Why BC forests need a Lorax or two
It was on a very rainy early day of spring that, being half-way through the book beautifully titled ‘The Hidden Life of Trees’ by Peter Wohlleben (Greystone Books, 2016), I sank into that state of loving what I was reading, being intrigued by what I was learning, and at the same time feeling saddened by what is revealed if you are to take a peek at the way trees are cared for in our province.
On a recent trip to a cabin near Bridge Lake, we talked to the host about the same. The pitiful state of affairs in the area. The local school was closed because the jobs disappeared when the mill closed. Other businesses went down with it, which, as you’d guess, created a chain of events that culminated with a plethora of properties for sale, a closed school and people migrating towards greener pastures.

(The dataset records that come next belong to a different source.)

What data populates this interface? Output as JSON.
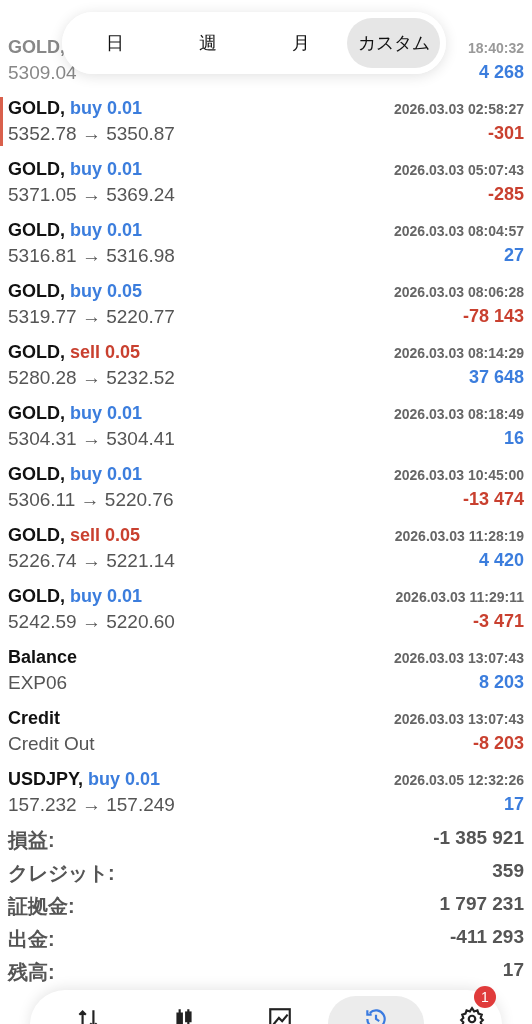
{
  "period_tabs": [
    {
      "label": "日",
      "selected": false
    },
    {
      "label": "週",
      "selected": false
    },
    {
      "label": "月",
      "selected": false
    },
    {
      "label": "カスタム",
      "selected": true
    }
  ],
  "deals": [
    {
      "symbol": "GOLD,",
      "time": "18:40:32",
      "prices": "5309.04",
      "profit": "4 268",
      "loss": false,
      "marked": false
    },
    {
      "symbol": "GOLD,",
      "side": "buy 0.01",
      "sell": false,
      "time": "2026.03.03 02:58:27",
      "prices": "5352.78 → 5350.87",
      "profit": "-301",
      "loss": true,
      "marked": true
    },
    {
      "symbol": "GOLD,",
      "side": "buy 0.01",
      "sell": false,
      "time": "2026.03.03 05:07:43",
      "prices": "5371.05 → 5369.24",
      "profit": "-285",
      "loss": true,
      "marked": false
    },
    {
      "symbol": "GOLD,",
      "side": "buy 0.01",
      "sell": false,
      "time": "2026.03.03 08:04:57",
      "prices": "5316.81 → 5316.98",
      "profit": "27",
      "loss": false,
      "marked": false
    },
    {
      "symbol": "GOLD,",
      "side": "buy 0.05",
      "sell": false,
      "time": "2026.03.03 08:06:28",
      "prices": "5319.77 → 5220.77",
      "profit": "-78 143",
      "loss": true,
      "marked": false
    },
    {
      "symbol": "GOLD,",
      "side": "sell 0.05",
      "sell": true,
      "time": "2026.03.03 08:14:29",
      "prices": "5280.28 → 5232.52",
      "profit": "37 648",
      "loss": false,
      "marked": false
    },
    {
      "symbol": "GOLD,",
      "side": "buy 0.01",
      "sell": false,
      "time": "2026.03.03 08:18:49",
      "prices": "5304.31 → 5304.41",
      "profit": "16",
      "loss": false,
      "marked": false
    },
    {
      "symbol": "GOLD,",
      "side": "buy 0.01",
      "sell": false,
      "time": "2026.03.03 10:45:00",
      "prices": "5306.11 → 5220.76",
      "profit": "-13 474",
      "loss": true,
      "marked": false
    },
    {
      "symbol": "GOLD,",
      "side": "sell 0.05",
      "sell": true,
      "time": "2026.03.03 11:28:19",
      "prices": "5226.74 → 5221.14",
      "profit": "4 420",
      "loss": false,
      "marked": false
    },
    {
      "symbol": "GOLD,",
      "side": "buy 0.01",
      "sell": false,
      "time": "2026.03.03 11:29:11",
      "prices": "5242.59 → 5220.60",
      "profit": "-3 471",
      "loss": true,
      "marked": false
    },
    {
      "symbol": "Balance",
      "time": "2026.03.03 13:07:43",
      "prices": "EXP06",
      "profit": "8 203",
      "loss": false,
      "marked": false
    },
    {
      "symbol": "Credit",
      "time": "2026.03.03 13:07:43",
      "prices": "Credit Out",
      "profit": "-8 203",
      "loss": true,
      "marked": false
    },
    {
      "symbol": "USDJPY,",
      "side": "buy 0.01",
      "sell": false,
      "time": "2026.03.05 12:32:26",
      "prices": "157.232 → 157.249",
      "profit": "17",
      "loss": false,
      "marked": false
    }
  ],
  "summary": [
    {
      "label": "損益:",
      "value": "-1 385 921"
    },
    {
      "label": "クレジット:",
      "value": "359"
    },
    {
      "label": "証拠金:",
      "value": "1 797 231"
    },
    {
      "label": "出金:",
      "value": "-411 293"
    },
    {
      "label": "残高:",
      "value": "17"
    }
  ],
  "nav": [
    {
      "selected": false
    },
    {
      "selected": false
    },
    {
      "selected": false
    },
    {
      "selected": true
    },
    {
      "selected": false,
      "badge": "1"
    }
  ]
}
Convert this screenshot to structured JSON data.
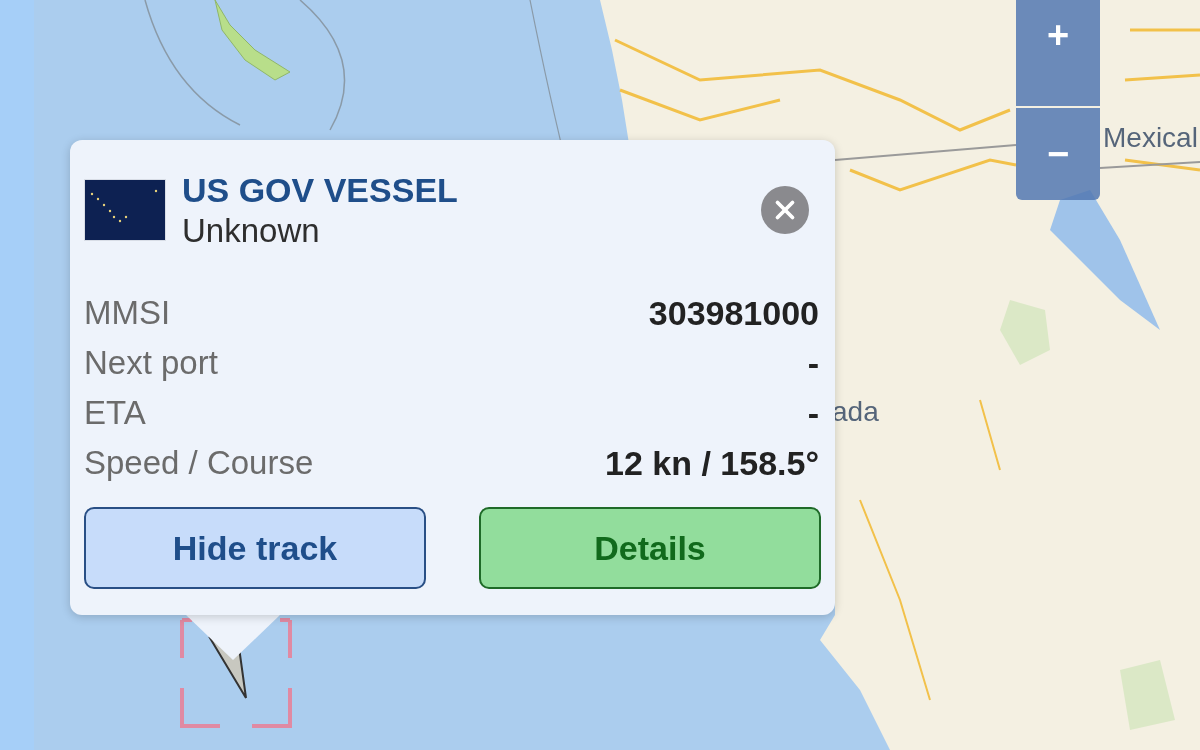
{
  "map": {
    "labels": [
      {
        "text": "Mexical"
      },
      {
        "text": "ada"
      }
    ]
  },
  "zoom_controls": [
    {
      "label": "+"
    },
    {
      "label": "−"
    }
  ],
  "vessel_popup": {
    "name": "US GOV VESSEL",
    "type": "Unknown",
    "rows": [
      {
        "label": "MMSI",
        "value": "303981000"
      },
      {
        "label": "Next port",
        "value": "-"
      },
      {
        "label": "ETA",
        "value": "-"
      },
      {
        "label": "Speed / Course",
        "value": "12 kn / 158.5°"
      }
    ],
    "buttons": [
      {
        "label": "Hide track",
        "kind": "secondary"
      },
      {
        "label": "Details",
        "kind": "primary"
      }
    ]
  }
}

A trip to Vancouver Island two summers ago revealed shockingly large areas that have been clear-cut. The cosmetic strip alongside the road almost makes you miss the lifeless areas where healthy old trees once stood. If you care to look up the state of logging on the island, you might be as stunned as we were when we discovered that almost 90 percent of the old-growth forests there have been logged.
During a family trip to Victoria we got to see a peaceful protest in front of the legislature, aimed to protect another old-growth forest scheduled for logging, the Walbran Valley forest. You don’t have to be a hippie or a tree-hugger to realize that losing forest ecosystems is not a positive thing. Not even for the local economy, as it turns out.